Anti-intellectualism is so consuming campus life that even a slight deviation from political correctness on questions of identity can provoke scathing condemnation. In one case, an assistant professor of philosophy published an article on “transracialism," comparing the choice of people of mixed race to choose to be black rather than white (or vice versa) to transgender choices. "Society,” she concluded, “should accept such an individual’s decision to change race the same way it should accept an individual’s decision to change sex.”

Unfortunately for the professor, she is white. An open letter signed by more than 800 academics called for the article to be retracted. The professor’s life hasn’t been the same since.

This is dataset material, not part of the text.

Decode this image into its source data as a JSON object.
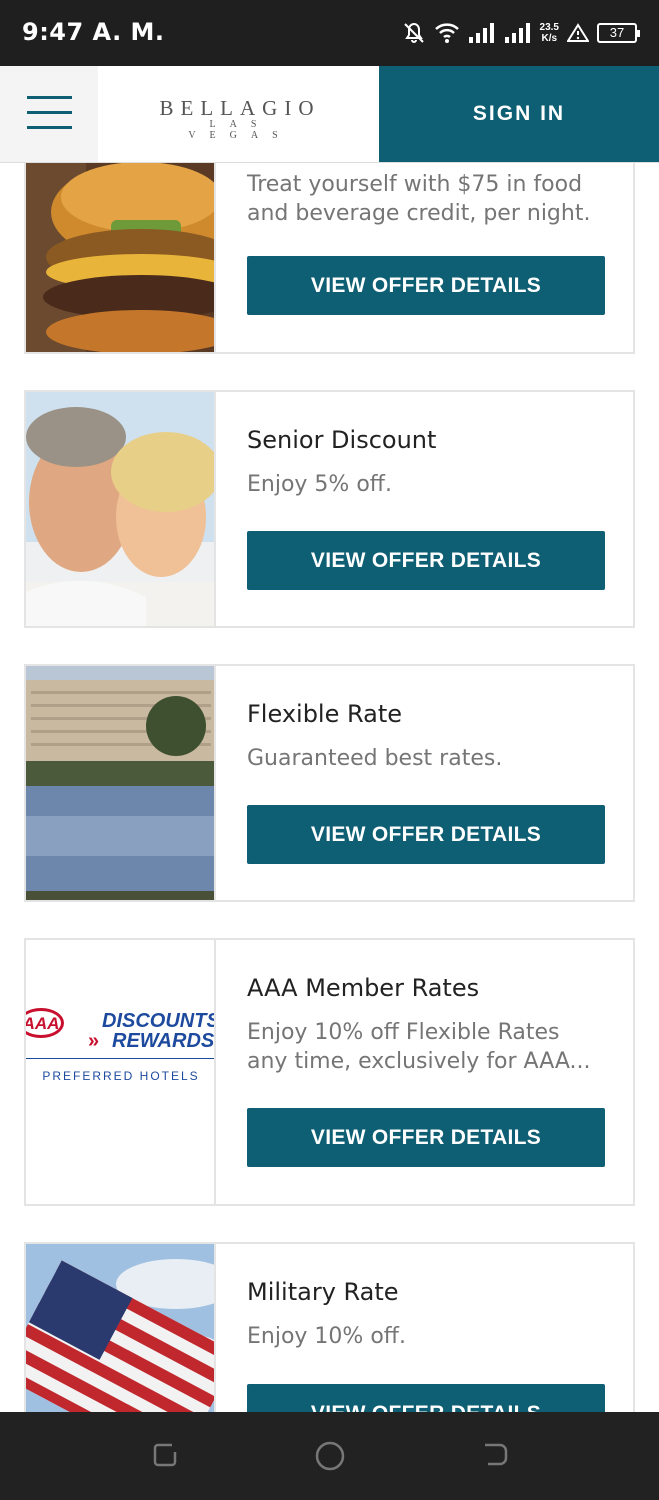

A Culture Without Ideas. What is happening on college campuses is a barometer of what is happening in elite culture as a whole. Writing in The New York Times, Kenan Malik reports that:

Hal Niedzviecki, editor of Write, the magazine of the Canadian Writers’ Union, penned an editorial defending the right of white authors to create characters from minority or indigenous backgrounds. Within days, a social media backlash forced him to resign. The Writers’ Union issued an apology for an article that its Equity Task Force claimed “re-entrenches the deeply racist assumptions” held about art.

Another Canadian magazine editor and an editor for CBC television were demoted for expressing similar thoughts.

There is more:

When New York’s Whitney Museum picked for its Biennial Exhibition Dana Schutz’s painting of the mutilated corpse of Emmett Till, a 14-year-old African-American murdered by two white men in Mississippi in 1955, a petition was organized to have the work destroyed because Schutz is white.

When a protest developed in response to sculptor Sam Durant’s piece “Scaffold,” honoring 38 Native Americans executed in 1862, the artist atoned by dismantling his own work, and making its wood available to be burned in a Dakota Sioux ceremony.

Then there is Hollywood. “I’ve thought a lot about blowing up the White House,” says Madonna. “I’d like to punch [Trump] in the face,” says Robert De Niro. The 15 worst examples of such intemperate rhetoric are listed at Breitbart.

Bottom line: Having lost all interest in ideas (because basically it has nothing to say) the political Left has turned to identity culture — asserting that people have rights and obligations based on their genes or their ethnicity or their gender. If you disagree with leftists, they will not debate the merits of the case. They will instead attack you as an enemy of the groups for whom politically correctness requires sympathy. And they will encourage members of those groups to lash out against you — violently in some cases — because in the world of the mindless, brute force is the only thing left.